The martial world is plunged into terror when the ‘Embroidery Bandit’ starts to attack convoys of precious materials. The bandit not only wounds the victims, but also leaves a piece of embroidered silk as a calling card, though their identity continues to baffle everyone. The frightened clans decide to call on the expertise of Lu Xiaofeng (Lau Wing), the inquisitive fighter cum detective. After agreeing to the challenge, Lu links up with an old friend from another clan (Ching Li) and the two set out to reveal the identity of the dreaded bandit. Along the way they tussle with an all-female clan of ‘Robin Hood-esque’ fighters and a plethora of other weird and wonderful figures.

When the collaborations between Chor Yuen and Gu Long work well, the complexities of the storyline and the intrigues therein become absorbing and interesting. Unfortunately, when the twists and turns become too preposterous and too prevalent, the enjoyment of the entire production is hindered (see ‘Swordsman And The Enchantress’ as proof) despite the abilities of Chor Yuen. It is therefore a pleasure to report that ‘Clan Of Amazons’ finds the team on top form, weaving together an interesting narrative with a few excellent characters. The success of the film is in its combination of Chor Yuen’s exemplary direction (not to mention the sumptuous art direction that is to be expected of a Chor Yuen film), one of Gu Long’s better stories and a cast of performers who really shine.

As Lu Xiaofeng, Lau Wing is a superbly dominant figure within the narrative and becomes the film’s significant focal point. A magnetic leading character is essential to any aspiring classic and ‘Clan Of Amazons’ has a particularly likeable one in Lu. A mixture of detective and wise-cracking hero, Lu exudes a swaggering charm that makes him the perfect character for the audience’s sympathy. Much of this is due to Lau Wing who gives one of the best performances of his career, showing enough skill to banish away fears of Ti Lung or Yueh Hua’s absence as leading man. Chor Yuen also calls on the services of one of his favourite leading ladies, Ching Li, and she is as assured as ever, becoming a fine companion for Lau Wing’s hero.

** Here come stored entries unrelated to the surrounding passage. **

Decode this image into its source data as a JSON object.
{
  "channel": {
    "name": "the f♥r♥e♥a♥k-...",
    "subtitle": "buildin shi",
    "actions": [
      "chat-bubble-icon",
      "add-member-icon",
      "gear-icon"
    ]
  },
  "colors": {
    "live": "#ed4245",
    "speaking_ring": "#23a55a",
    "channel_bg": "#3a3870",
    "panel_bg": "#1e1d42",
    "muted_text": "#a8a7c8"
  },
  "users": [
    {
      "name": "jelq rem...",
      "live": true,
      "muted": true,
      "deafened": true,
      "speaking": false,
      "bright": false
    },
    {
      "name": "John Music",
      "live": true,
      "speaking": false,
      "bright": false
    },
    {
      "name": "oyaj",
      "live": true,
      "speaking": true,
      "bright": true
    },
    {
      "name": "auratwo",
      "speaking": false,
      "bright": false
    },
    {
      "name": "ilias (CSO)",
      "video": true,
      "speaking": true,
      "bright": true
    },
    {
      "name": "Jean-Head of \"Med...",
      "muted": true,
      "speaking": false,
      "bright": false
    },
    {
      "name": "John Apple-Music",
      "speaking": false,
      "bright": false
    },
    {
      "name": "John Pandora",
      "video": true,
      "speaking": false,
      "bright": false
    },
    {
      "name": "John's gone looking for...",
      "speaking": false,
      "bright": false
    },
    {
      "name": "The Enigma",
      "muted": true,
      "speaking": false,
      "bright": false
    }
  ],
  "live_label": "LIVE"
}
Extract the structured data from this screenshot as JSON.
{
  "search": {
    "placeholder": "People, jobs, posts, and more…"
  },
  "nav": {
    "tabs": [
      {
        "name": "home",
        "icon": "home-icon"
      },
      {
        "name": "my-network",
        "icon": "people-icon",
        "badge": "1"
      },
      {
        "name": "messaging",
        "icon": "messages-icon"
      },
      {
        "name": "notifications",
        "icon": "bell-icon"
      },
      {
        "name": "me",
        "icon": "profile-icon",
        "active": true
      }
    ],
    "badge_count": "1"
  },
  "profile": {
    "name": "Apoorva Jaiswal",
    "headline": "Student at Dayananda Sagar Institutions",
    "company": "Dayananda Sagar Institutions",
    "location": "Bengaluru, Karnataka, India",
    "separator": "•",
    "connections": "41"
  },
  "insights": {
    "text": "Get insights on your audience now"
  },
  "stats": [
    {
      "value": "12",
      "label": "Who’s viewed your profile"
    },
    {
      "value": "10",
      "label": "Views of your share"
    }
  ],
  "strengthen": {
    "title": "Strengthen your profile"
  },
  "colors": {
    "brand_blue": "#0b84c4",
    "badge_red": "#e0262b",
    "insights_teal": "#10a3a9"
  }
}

‘Clan Of Amazons’ also features some above average action set-pieces, utilising the usual swordplay antics with a few nifty scenes of unarmed combat. The skill of any production of this nature is the fact that such choreography works successfully in tandem with the storyline; Chor Yuen’s is eager not to let either department suffer in behalf of the other and achieves an enviable balance between them. ‘Clan Of Amazons’ is an elegant swordplay film that shows how entertaining the genre can be when the various components are properly blended. It is, needless to say, recommended to all fans of Chor Yuen’s work and even those new to the genre may find much to savour.